Y lo sabe, en el fondo lo sabe, que todo está resguardado bajo la cháchara y el ruido. Que desde su primera y única novela juvenil no ha vuelto a publicar nada donde hable de sus verdaderos sentimientos. En otra situación, le dirá precisamente a uno de sus colegas que no cite a grandes autores para parecer más inteligente, que hable de sí mismo, de lo que siente. Y a Jep le vienen ganas de escribir, a lo que este colega le pregunta de si le ha pasado algo, a lo que Jep, el gran Gambardella, responde socarronamente que no, que por qué, que en Roma pasan muchas cosas, le devuelve la pregunta con aquello de por qué le iba a pasar algo a él.
No solo los diálogos, la propia ciudad de Roma, visualmente tan potente, le sirve al protagonista de escenario de esta toma de conciencia -que curiosamente, y de modo ambivalente, al mismo tiempo evita-. Para empezar, el escenario dentro del gran escenario: el Coliseo, a la vista desde la terraza donde Jep organiza sus juergas. Me gusta en este sentido cómo están usados, y muy bien creo sabiendo lo que es la ciudad, los parques, las fuentes, los espacios abiertos donde se ven los altos pinos romanos, lugares que en contraste con la terraza de Gambardella y el Coliseo son, dentro de la loca Roma, remansos de paz; son lugares donde hay poca gente y, especialmente, suele haber agua. Más sugerentes aún, los claustros de los conventos: a veces, en pausa, Gambardella mira descaradamente a las
monjas, a los niños de las escuelas católicas, vislumbrando
algo, se puede pensar que con malicia o arrogancia. También con cariño,
así de ambivalente es Jep, así de anhelante, también. En su apartamento, también, un techo al que mira y se relaja en la contemplación, de nuevo, del agua, esta vez del mar - "¿lo ves Ramona?", le pregunta a una de las mujeres con las que consigue recuperar algo de lo que viene a ser intimidad.

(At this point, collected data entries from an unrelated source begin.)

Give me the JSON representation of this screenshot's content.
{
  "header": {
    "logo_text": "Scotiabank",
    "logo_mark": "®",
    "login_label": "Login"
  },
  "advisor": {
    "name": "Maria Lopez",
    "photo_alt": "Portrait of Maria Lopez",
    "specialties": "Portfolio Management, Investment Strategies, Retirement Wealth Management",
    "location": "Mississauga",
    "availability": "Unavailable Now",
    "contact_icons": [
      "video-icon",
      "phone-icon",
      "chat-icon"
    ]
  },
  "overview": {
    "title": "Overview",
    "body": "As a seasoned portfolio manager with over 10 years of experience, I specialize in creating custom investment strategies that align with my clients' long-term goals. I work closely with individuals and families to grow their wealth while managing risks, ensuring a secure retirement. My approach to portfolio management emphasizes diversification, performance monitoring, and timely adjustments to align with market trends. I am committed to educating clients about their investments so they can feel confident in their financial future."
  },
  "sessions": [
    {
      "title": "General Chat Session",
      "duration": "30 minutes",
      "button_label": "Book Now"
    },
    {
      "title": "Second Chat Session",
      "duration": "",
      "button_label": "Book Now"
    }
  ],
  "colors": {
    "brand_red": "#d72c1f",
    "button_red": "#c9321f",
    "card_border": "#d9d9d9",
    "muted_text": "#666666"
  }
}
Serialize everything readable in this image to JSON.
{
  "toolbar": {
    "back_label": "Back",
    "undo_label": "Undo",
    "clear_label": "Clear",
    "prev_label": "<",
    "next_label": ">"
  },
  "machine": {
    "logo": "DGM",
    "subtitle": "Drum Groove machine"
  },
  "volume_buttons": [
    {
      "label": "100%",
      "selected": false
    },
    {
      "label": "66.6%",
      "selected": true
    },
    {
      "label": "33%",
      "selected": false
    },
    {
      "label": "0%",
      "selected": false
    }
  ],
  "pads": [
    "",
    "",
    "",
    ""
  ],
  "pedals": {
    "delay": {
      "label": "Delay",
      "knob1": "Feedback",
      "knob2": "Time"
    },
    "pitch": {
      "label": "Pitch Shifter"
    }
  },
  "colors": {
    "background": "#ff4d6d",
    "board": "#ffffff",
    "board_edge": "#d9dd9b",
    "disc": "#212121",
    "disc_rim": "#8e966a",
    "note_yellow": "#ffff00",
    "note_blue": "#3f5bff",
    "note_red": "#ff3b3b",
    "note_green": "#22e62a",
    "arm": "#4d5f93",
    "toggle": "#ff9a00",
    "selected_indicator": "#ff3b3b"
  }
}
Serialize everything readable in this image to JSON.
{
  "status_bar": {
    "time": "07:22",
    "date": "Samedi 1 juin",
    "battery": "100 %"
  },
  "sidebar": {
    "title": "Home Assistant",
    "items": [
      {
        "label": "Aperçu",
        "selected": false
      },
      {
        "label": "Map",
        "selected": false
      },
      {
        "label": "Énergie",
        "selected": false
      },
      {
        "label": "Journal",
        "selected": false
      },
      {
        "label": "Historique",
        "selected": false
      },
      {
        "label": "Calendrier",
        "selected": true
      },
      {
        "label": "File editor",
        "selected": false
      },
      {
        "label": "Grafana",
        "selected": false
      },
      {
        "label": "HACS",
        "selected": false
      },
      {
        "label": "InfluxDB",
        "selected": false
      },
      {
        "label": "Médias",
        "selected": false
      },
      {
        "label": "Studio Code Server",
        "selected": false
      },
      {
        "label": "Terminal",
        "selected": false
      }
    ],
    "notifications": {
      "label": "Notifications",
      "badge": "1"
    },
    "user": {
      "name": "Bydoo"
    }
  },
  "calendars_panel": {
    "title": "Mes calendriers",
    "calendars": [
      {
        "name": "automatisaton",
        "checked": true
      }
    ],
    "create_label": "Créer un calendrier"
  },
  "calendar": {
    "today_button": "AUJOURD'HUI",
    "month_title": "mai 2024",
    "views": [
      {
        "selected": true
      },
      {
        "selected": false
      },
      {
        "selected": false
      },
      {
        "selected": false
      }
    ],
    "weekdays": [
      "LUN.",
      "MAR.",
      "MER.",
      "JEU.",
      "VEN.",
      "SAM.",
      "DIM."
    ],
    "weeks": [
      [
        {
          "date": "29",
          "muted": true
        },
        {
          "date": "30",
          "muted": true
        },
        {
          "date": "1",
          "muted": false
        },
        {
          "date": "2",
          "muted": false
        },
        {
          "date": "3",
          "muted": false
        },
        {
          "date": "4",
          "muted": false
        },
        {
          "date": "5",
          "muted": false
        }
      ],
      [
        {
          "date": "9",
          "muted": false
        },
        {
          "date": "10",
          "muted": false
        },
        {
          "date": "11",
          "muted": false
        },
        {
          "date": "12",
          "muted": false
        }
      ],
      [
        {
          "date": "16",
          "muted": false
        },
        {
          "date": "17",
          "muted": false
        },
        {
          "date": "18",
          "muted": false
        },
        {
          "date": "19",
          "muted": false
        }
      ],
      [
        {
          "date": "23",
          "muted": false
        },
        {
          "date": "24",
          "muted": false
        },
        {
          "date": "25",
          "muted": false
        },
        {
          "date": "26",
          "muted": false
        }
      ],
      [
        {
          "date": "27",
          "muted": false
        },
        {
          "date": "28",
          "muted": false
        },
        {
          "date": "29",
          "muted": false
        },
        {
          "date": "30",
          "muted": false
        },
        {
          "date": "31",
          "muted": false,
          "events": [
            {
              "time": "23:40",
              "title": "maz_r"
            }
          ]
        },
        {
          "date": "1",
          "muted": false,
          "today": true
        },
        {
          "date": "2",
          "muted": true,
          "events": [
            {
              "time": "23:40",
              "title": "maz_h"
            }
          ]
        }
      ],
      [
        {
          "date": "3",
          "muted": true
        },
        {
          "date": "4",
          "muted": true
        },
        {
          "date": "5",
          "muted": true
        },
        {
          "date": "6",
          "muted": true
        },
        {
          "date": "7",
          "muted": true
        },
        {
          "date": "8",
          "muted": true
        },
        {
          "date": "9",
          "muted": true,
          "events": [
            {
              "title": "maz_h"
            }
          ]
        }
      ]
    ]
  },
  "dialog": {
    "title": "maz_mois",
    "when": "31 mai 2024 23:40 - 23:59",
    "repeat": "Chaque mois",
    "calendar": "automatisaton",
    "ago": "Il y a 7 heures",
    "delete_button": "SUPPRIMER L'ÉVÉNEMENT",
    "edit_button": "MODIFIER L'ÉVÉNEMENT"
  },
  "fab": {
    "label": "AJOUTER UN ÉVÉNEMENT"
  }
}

No sabemos, intuimos apenas, que esto duele, Gambardella lo esconde con un cigarrillo y vaso de whiskey en la misma mano. La sensación de desencanto, de no
llegar a crear algo auténtico. La mediocridad, eso sí, bien vivida en
exceso a través de fiestas, snobismo y lujos absurdos. La sensualidad
real, esa que echamos tanto de menos, como la primera vez, se encuentra exagerada en la vida de Jep Gambardella. La música sigue sonando y la conga, la mejor de Roma porque no va a ninguna parte, sigue moviéndose de manera automática.
El tiempo ha pasado y Gambardella sabe qué es lo importante. Lo ha visto, más de una vez, sabe de la mentira del mundo. Como la luz de un faro, que por un instante alumbra sobre el punto en el que estamos y entonces podemos, apenas un momento, ver, para que al segundo siguiente el rayo de luz se vaya. A ráfagas, intermitente, la gran belleza.